I’m all for culture in the workplace. It’s an integral part of what gives a company its identity. It’s used to make the environment more engaging for staff and an ingrained sociable culture can attract talent. It promotes the companies ideals which are part and parcel of the strategic vision which in turn helps drive the mission and goals of the company.
There is clear value in establishing and nurturing culture in any organization. The benefits far outweigh the negatives and this much is obvious. The truth is that it’s a wild, powerful and unpredictable animal that can be an effective self-marketing tool if it is managed properly. However, it can also be its own worst enemy. A companies culture must reflect the vision of the organization, be completely backed by its leaders and supported by the technology that empowers it. If you are pushing for a culture that you want to replicate from larger more successful organization, then you need to be realistic about what you can deliver on from a financial point of view when trying to convey that vision. The level of culture has to be met in equal parts by the technology that embraces it. Too much misalignment on either side will lead to an unfocused vision and loss of meaning behind the culture.
Opening the door to the concept of “ideals to work by” means getting staff to accept the culture of the company through either a direct or indirect association of their own personal ideals and values. From a technical perspective, business need to create environments that empowers staff by trusting them with the resources of the infrastructure, eliminating anything that could create a bottleneck or the hamper ability to perform ones job functions in the workplace. Unfortunately, as everyone knows, convenience and empowerment cost money and that is where you find the most shortfall when trying to live up to the expectations a culture creates.
Most businesses, whilst still trying to maintain a progressive culture, will hold off on the operational and capital expenditure of technology by trying to maximize the infrastructure that’s already established. This is a logical and reasonable decision up until the point in time that it’s not. At some stage everyone involved has to be realistic about how long they expect to delay the inevitable cost of expansion. Because the scale and demands of infrastructure grow significantly over time even if the physical staff count doesn’t. How you ask? Over time most networks will grow in complexity, people generally become more familiar with pushing the limits of available IT resources and you may end up with more than 3 times the devices you started off with on your network. Dependent on how tolerable the regulations of the organization are around BYOD.
The fact is this…Demand will always exceed capacity no matter how fast you adapt. You will always have to deal with a Trifecta of risks that need to be managed. i.e. Cost VS. Performance VS. Stability.

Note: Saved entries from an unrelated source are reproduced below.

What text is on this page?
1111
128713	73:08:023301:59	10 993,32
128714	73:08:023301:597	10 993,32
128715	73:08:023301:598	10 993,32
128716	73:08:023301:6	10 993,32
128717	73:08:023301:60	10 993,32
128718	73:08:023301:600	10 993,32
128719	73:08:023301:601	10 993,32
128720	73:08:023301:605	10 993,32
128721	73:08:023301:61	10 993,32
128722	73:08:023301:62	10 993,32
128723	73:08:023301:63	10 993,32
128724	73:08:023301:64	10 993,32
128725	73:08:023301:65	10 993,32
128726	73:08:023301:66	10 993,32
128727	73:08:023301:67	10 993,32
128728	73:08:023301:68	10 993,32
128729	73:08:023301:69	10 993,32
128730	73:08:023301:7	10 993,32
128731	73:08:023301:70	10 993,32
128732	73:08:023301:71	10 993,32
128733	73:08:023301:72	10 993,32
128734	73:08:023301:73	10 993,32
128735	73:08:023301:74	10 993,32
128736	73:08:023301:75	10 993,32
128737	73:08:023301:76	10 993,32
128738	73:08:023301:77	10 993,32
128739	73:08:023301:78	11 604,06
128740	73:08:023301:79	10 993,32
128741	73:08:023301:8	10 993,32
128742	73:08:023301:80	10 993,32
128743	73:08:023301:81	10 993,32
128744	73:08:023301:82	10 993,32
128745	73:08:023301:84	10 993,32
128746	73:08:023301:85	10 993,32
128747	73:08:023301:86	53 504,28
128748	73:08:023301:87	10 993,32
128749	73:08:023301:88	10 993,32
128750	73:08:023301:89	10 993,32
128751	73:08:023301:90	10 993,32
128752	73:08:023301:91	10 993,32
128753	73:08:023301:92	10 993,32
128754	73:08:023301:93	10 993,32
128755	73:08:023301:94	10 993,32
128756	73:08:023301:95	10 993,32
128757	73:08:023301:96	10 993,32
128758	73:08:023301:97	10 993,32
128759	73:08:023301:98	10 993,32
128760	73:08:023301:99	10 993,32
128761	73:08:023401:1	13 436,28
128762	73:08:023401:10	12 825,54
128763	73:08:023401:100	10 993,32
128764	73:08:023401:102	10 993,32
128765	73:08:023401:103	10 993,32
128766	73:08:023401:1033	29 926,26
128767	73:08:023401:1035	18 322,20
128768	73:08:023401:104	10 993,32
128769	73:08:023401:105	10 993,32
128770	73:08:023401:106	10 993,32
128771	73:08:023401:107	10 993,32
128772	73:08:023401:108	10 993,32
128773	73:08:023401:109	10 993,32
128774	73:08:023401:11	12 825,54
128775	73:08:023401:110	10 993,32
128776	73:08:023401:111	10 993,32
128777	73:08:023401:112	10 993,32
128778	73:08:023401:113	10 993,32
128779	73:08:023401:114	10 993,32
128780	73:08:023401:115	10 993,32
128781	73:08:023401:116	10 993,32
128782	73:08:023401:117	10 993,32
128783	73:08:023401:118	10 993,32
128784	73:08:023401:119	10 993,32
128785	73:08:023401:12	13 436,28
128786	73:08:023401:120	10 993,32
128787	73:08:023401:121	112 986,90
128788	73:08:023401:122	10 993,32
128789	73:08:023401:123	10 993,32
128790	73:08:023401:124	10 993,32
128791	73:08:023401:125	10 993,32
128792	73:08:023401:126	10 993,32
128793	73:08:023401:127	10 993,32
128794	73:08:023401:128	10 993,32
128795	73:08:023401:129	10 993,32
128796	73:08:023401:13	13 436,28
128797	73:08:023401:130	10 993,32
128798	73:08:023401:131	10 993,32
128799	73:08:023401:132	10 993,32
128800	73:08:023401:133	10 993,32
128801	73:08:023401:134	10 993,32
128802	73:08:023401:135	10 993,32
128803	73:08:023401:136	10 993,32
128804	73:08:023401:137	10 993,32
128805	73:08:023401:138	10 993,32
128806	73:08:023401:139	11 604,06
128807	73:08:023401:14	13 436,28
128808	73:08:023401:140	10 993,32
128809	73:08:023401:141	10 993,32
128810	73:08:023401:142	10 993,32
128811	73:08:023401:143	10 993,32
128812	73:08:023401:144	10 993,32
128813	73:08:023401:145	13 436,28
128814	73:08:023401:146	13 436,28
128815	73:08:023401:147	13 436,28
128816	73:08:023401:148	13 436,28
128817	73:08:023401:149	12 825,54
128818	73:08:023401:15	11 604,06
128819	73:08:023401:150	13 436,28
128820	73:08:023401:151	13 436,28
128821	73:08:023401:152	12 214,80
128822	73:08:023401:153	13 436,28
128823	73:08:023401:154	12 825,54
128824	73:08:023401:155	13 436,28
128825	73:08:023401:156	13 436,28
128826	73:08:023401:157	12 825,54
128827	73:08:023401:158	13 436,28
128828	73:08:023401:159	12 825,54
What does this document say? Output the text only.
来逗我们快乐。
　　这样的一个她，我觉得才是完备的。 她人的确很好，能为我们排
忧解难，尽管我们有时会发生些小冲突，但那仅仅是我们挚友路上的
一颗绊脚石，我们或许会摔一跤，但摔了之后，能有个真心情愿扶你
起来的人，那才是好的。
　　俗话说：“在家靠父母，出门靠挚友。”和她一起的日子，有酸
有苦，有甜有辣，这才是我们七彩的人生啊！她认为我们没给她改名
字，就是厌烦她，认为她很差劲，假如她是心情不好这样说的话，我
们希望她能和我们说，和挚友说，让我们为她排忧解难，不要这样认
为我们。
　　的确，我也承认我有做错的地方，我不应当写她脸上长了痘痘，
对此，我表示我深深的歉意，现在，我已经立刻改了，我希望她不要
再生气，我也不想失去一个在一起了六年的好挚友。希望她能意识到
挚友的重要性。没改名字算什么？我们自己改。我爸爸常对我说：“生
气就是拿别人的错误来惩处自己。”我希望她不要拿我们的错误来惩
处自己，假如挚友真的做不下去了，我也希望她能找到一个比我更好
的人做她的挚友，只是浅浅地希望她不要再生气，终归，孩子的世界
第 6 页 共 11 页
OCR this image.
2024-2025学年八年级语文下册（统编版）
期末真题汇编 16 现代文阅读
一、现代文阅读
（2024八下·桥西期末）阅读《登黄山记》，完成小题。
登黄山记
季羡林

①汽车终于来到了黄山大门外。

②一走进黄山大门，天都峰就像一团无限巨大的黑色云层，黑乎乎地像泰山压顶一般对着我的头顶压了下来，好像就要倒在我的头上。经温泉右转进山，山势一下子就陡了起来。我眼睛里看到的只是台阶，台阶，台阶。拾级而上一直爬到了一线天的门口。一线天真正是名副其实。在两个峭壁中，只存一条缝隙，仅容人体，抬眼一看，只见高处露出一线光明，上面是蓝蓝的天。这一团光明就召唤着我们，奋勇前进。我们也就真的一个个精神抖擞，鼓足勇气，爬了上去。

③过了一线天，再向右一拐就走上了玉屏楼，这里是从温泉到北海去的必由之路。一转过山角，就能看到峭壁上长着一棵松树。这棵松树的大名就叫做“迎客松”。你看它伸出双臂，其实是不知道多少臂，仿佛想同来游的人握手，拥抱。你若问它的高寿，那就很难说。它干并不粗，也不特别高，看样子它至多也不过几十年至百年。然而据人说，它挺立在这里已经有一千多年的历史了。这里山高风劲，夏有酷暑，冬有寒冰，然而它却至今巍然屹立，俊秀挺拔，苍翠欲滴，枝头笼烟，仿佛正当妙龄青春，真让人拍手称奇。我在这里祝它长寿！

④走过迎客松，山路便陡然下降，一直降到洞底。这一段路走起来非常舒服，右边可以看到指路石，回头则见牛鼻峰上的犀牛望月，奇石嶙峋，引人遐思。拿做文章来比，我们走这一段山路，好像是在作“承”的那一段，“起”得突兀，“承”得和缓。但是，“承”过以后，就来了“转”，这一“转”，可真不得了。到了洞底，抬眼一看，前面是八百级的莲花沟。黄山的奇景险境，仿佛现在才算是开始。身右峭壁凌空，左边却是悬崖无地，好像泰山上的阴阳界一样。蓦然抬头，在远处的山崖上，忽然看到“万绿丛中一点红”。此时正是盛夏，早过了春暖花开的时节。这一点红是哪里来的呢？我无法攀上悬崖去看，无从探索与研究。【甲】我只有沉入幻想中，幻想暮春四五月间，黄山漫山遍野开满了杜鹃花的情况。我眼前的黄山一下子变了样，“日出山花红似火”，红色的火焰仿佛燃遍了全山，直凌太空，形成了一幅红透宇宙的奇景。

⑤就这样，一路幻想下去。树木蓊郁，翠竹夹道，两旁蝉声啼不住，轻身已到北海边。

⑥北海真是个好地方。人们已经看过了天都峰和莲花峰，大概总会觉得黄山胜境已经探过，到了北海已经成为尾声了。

If you are prepared to absorb significant cost then you will get stability and performance. If you are tight on your budget then you will have to realistically accept a loss of either stability or performance. Inevitably you will more than likely have to sacrifice one of the 3 attributes irrespective of the situation. The reality is that you cannot have your cake and eat it without investing a reasonable sum of money in the right technology over time. Sure you could regulate usage and go the corporate route which would mean you could reduce cost whilst still having some degree of stability and performance. But is that something you would be prepared to do relative to the expectation of the employees?
What it comes down to is gaining an understanding of how much of an impact technology plays in empowering the culture a business develops. Think long and hard about what the goals of the culture are, what expectations will be created as a direct result and consider if there is sufficient budget over a relatively short period of time to financially back the empowerment of these values through the alignment of technology. Form an IT strategy around what the business wants the culture to be, plan out the staged costs over time and embrace the dependency.
It’s a difficult balance to achieve but you need to put your money where your mouth is because nothing is worse than being inspired by the culture of an organization yet being hampered by the inefficiencies of the tools you are given to do your job. Thus “quoting” the culture and “being” the culture are two difference things. Rather be the culture, invest in the technology that empowers it and see the payoff in the long run.